As if prettiness is all that is necessary for a good marriage, Maggie thought. She knew better. “I wanted to leave Chicago,” she said. “I could not bear to stay there. I determined to get as far away as possible, and California seems like it is the end of the earth.”
“Yes, I suppose I understand it, your husband getting killed like that.” Mary had told her sister-in-law the same story she’d told the ministers, that Maggie’s husband had been run down by horses while saving a child.
“It was in the newspaper,” Mary had said, and Maggie had swallowed a smile when she overheard that, because she knew Louise did not read newspapers. “You must have read it.”
“Oh yes, I suppose I did,” Louise had replied.
Now Louise closed her book and picked up her needlework. “I must say I enjoy your company more than Mary’s. It is nice to take a few minutes away from all my chores to sit and talk.” When Maggie only nodded, Louise continued. “You may think me harsh in my view of Mary, but she resists my attempts to instruct her in women’s ways. Perhaps it goes back to an incident when she was young.”
Maggie knew Louise wanted her to ask what had happened, but she did not care to know Mary’s secrets, did not want to gossip about her.
When Maggie didn’t reply, Louise continued. “I do not like to carry tales, but I believe you should know of it. The thing happened when Mary was fourteen or thereabout. She was always a big girl, and by then she was unnaturally large. The boys did not care for her, not only because she was an oddity but because she was always besting them at games and would not defer to them.” She stopped as if waiting for Maggie to nod in
disapproval.
Maggie kept on stitching, however, and after a moment, Louise went on. “There was one fellow. I believe his name was Andrew—Andy for short. He brought her sweets in his lunch bucket and sat beside her in the schoolroom. The boys did not tease him for it, and Mary should have known from that that something was wrong. But she was foolish about him and paid no attention to the others. In fact”—Mary leaned forward—“I believe Mary was quite smitten with him and thought he was with her. Imagine that!” She sat back and dipped her chin to emphasize the absurdity of what she had just said.
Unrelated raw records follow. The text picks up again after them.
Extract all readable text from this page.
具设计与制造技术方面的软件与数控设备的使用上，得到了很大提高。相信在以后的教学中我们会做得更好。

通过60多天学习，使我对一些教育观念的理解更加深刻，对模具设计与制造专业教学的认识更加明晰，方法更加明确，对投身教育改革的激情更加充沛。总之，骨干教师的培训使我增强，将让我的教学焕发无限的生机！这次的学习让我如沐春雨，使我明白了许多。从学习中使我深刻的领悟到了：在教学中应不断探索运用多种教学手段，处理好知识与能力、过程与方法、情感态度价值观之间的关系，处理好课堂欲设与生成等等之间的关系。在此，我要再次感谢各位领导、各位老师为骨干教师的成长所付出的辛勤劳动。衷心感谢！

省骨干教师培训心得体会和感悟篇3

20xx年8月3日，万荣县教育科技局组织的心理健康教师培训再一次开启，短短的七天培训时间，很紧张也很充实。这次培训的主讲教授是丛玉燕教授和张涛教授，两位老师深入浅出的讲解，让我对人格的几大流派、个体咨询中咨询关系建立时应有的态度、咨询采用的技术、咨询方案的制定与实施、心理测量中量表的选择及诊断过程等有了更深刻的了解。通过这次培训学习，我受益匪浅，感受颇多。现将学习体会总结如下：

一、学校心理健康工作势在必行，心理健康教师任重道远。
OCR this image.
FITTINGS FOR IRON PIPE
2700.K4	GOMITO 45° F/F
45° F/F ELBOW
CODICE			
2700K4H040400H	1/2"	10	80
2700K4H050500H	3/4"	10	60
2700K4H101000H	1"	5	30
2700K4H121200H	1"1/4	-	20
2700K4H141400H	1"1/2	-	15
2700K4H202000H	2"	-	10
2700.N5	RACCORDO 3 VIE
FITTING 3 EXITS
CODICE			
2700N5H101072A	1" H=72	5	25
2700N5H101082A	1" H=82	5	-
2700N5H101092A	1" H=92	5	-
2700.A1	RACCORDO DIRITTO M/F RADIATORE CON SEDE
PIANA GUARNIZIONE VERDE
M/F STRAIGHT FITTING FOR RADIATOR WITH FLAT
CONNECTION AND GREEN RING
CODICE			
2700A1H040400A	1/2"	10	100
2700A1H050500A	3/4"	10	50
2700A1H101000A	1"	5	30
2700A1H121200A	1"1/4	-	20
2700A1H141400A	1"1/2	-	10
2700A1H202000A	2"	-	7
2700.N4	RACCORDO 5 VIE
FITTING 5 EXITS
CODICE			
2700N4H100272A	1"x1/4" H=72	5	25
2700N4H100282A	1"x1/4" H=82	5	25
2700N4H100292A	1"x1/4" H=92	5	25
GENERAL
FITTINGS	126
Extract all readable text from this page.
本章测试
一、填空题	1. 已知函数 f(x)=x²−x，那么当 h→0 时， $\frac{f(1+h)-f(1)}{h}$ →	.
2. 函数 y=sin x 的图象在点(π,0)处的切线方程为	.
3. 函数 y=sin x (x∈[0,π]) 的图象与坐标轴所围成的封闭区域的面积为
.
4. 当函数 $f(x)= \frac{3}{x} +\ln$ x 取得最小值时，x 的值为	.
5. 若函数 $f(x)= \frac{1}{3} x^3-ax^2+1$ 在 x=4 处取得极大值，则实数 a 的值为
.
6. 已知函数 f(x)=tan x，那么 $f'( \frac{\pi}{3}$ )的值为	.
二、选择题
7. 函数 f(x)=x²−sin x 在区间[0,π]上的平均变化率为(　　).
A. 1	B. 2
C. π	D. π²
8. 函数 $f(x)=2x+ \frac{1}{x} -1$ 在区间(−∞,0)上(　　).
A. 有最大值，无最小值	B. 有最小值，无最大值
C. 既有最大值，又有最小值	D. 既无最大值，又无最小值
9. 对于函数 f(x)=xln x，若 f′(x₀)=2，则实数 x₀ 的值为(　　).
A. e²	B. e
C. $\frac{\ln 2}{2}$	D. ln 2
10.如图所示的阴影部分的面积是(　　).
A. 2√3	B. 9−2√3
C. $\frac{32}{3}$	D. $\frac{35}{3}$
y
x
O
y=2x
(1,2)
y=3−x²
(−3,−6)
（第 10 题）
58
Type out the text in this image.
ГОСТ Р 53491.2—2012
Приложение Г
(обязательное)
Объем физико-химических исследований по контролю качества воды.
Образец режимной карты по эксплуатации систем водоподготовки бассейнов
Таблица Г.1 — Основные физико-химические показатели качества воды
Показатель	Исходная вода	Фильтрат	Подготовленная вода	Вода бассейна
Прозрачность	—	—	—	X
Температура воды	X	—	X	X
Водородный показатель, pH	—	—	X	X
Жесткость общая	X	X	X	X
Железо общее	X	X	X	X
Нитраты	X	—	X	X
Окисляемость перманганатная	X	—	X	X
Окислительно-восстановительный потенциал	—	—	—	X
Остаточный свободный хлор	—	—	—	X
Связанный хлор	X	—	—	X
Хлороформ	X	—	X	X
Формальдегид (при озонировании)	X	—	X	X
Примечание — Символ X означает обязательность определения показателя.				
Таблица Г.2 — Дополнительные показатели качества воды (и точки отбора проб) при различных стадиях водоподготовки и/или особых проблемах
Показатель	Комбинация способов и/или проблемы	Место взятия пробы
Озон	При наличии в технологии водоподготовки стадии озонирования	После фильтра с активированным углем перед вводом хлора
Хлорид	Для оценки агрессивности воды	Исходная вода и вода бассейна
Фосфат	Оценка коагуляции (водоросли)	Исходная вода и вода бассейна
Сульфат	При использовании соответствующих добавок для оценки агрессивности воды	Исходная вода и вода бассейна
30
“Sometimes Andy walked her home, and on one particular day, he suggested they go a roundabout way through a copse of trees. Mary was imprudent enough to agree. After they were hidden by the foliage, he pushed her against a tree and kissed her. When Mary did not protest—I do not know this for sure, but it was what the boy claimed—he ripped the bodice of her dress and grabbed her breasts.” Louise stopped to gauge Maggie’s reaction, but Maggie, her face flushed, kept her head bowed. She did not want to hear about Mary’s humiliation.
“I suppose Mary pushed him away, but by then it was too late, of course. He ran off shouting to his friends, ‘Touched them! Touched them! You owe me a nickel!’ You see, the boys had followed them and had seen the entire incident. It had been a dare. A boy asked what they felt like, and Andy replied, ‘Like shoats.’ For weeks, the boys made oinking sounds whenever Mary passed. She never let on she knew what they meant, but everyone in the school had been told what had happened and laughed. I myself was so embarrassed that I could hardly stand next to her. You see, Micah was already courting me.”
“Her brother did not defend her?” Maggie asked.
“He could hardly fight the whole school. Besides, we were both so ashamed of her.” Louise laughed and looked at Maggie for her response, but Maggie kept her eyes on her sewing. Not for anything in the world would she laugh at her friend’s terrible experience. Louise should have offered sympathy, not censure, and Micah, who like Mary was tall and broad, should have beaten the boys within an inch of their lives.